PORT ANGELES — Peninsula College alumni Anson Ka Lik Sin, an award-winning pianist, will present a free recital in the college’s Maier Concert Hall at 2 p.m. Saturday.
In February, Sin won the third prize, silver award in the Manhattan International Young Artists Music Festival. He is currently invited to perform in the Prizewinners Gala Concert at New York Carnegie Hall in July.
Sin is currently studying, on full scholarship, with Alexander Tutunov at Southern Oregon University, where he is pursuing a graduate degree in piano performance and serves as a teaching assistant.

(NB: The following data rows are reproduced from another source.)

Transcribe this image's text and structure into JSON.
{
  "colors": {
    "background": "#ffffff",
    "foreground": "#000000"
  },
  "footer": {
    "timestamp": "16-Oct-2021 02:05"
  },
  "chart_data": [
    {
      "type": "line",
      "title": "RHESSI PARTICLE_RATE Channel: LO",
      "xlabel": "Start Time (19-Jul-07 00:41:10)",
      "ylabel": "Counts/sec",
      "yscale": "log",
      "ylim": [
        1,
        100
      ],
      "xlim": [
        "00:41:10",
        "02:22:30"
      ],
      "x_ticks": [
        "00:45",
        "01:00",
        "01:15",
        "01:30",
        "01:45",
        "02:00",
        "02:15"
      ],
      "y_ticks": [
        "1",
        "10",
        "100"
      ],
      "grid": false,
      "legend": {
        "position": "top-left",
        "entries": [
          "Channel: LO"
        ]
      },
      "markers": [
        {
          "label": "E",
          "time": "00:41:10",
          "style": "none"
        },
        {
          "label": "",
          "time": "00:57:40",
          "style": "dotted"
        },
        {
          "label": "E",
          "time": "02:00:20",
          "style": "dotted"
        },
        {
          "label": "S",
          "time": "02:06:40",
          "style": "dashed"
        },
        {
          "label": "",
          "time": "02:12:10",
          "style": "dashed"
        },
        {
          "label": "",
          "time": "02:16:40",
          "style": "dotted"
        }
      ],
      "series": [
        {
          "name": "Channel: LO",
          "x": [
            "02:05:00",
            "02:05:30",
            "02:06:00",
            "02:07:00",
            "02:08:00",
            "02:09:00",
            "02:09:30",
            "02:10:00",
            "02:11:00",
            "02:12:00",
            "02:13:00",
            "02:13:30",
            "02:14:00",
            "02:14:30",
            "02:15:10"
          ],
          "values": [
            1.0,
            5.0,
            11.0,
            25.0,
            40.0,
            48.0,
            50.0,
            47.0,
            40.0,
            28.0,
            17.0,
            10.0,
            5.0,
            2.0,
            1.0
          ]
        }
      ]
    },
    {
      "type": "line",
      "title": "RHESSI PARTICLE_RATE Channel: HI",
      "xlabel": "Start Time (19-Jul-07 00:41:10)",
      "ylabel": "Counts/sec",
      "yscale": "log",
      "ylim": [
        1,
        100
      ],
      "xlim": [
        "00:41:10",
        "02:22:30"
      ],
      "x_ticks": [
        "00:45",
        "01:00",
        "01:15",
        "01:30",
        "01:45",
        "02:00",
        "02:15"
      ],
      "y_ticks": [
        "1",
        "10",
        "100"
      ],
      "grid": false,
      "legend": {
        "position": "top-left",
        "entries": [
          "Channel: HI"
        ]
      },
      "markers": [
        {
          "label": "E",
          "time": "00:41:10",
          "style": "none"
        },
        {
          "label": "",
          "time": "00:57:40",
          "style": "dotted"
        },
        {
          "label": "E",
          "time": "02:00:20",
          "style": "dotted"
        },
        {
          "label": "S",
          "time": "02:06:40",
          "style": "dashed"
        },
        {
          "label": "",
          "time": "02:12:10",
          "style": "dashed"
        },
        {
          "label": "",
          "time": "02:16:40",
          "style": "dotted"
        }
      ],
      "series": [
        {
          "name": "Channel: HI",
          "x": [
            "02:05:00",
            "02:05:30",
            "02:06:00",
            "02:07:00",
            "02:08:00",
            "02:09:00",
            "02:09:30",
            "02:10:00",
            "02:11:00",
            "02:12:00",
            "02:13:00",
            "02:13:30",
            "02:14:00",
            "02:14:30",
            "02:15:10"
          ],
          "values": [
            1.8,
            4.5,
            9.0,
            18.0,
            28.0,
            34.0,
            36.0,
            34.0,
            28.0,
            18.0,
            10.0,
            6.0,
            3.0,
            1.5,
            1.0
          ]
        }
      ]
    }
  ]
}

“He will return to Port Angeles to generously share his talent with the people of Port Angeles and the North Olympic Peninsula who supported him during his time as a student here,” said Kari Desser, public information officer at Peninsula College.
Sin will perform two sonatas for piano: Ludwig van Beethoven’s Sonata in Eb, Op. 81a (“Les Adieux”) and Sonata No. 1 by contemporary Australian composer, Carl Vine.
With the assistance of Mark Johnson, a pianist recently arrived in Port Angeles, Sin also will perform two movements from Beethoven’s Piano Concerto No. 2 in B-flat major and the two-piano original version of Maurice Ravel’s “Ma mère l’Oye” (“Mother Goose Suite”).
As a student at Peninsula College, Sin, a native of Hong Kong, studied piano with Kristin Quigley Brye and violin with Heather Marie Ray.
In addition to performing in the violin sections of the Port Angeles Symphony Orchestra, Port Angeles Chamber Orchestra and Port Townsend Community Orchestra, and winning Honorable Mention in the 2013 Young Artist Competition, Sin performed both Mendelssohn’s Violin Concerto and Beethoven’s Piano Concerto No. 1 with the Port Townsend Community Orchestra under the baton of the late Dewey Ehling.
After leaving Port Angeles, he continued his studies at Hong Kong Baptist University (HKBU), where he received a bachelor’s with honors in music and performed Tchaikovsky’s Piano Concerto No. 1 with the university orchestra.
He majored in piano performance and pedagogy, studying with Cui Shi-Guang, and completed a double minor in violin, under Lee Sai-Hong Simon, and viola.
He was nominated by the head of the music department of HKBU to represent the department in the 2016 Yihai liujin Cultural Exchange Activities between China, Hong Kong and Macau.
Sin has won competitions in Hong Kong, including the Hong Kong Asia-Pacific Youth Piano Competition 2016 and Hong Kong (Asia) Youth Piano Competition 2015, First Class in the Open Class of 2014 Tchaikovsky and Kabalevsky Piano Competition of 14th Hong Kong (Asia Pacific) Piano Competition.
He was awarded second place in the third Hong Kong Youth Piano Competition and Hong Kong Music Competition for Young Pianists, third place in the seventh Hong Kong Students Open Music Competition and a number of prizes in Hong Kong Schools Music Festivals.
In the Beethoven Concerto and the Ravel Suite, Sin will be accompanied by Johnson, a recent transplant to Port Angeles. Johnson considers himself a bit of a late bloomer in music, as he didn’t stumble into his first music lesson until he was 13.
Since then, he has earned a bachelor’s degree in piano performance studying with Jane Abbott, with a minor in voice from Baylor University in Waco, Texas, and has studied piano with Santos Ojeda at the University of Cincinnati, College-Conservatory of Music, and composition with David Conte at the San Francisco Conservatory of Music.
He has played in master classes with Gary Graffman, Adele Marcus and Ilana Vered, and studied with Robert Schwartz in San Francisco and played for students of many voice teachers, including Carol Castel when visiting from the New York Opera Workshop.
He was a modern dance accompanist at the Interlochen Center for the Arts in Michigan and did freelance work during the 30 years he lived in San Francisco.
Johnson was a member of the San Francisco Symphony Chorus, sang with and accompanied the UC Berkeley Alumni Chorus in many concerts, sang opera with the chorus of the San Francisco Lyric Opera and was the bass section leader at the Unitarian Universalist Society of San Francisco.
He moved to the Olympic Peninsula in 2016. He said he has found kindred musical spirits singing at Holy Trinity Lutheran Church in Port Angeles and the newly formed Port Angeles Symphony Chorus.
The concert is co-sponsored by the Peninsula College Music Department.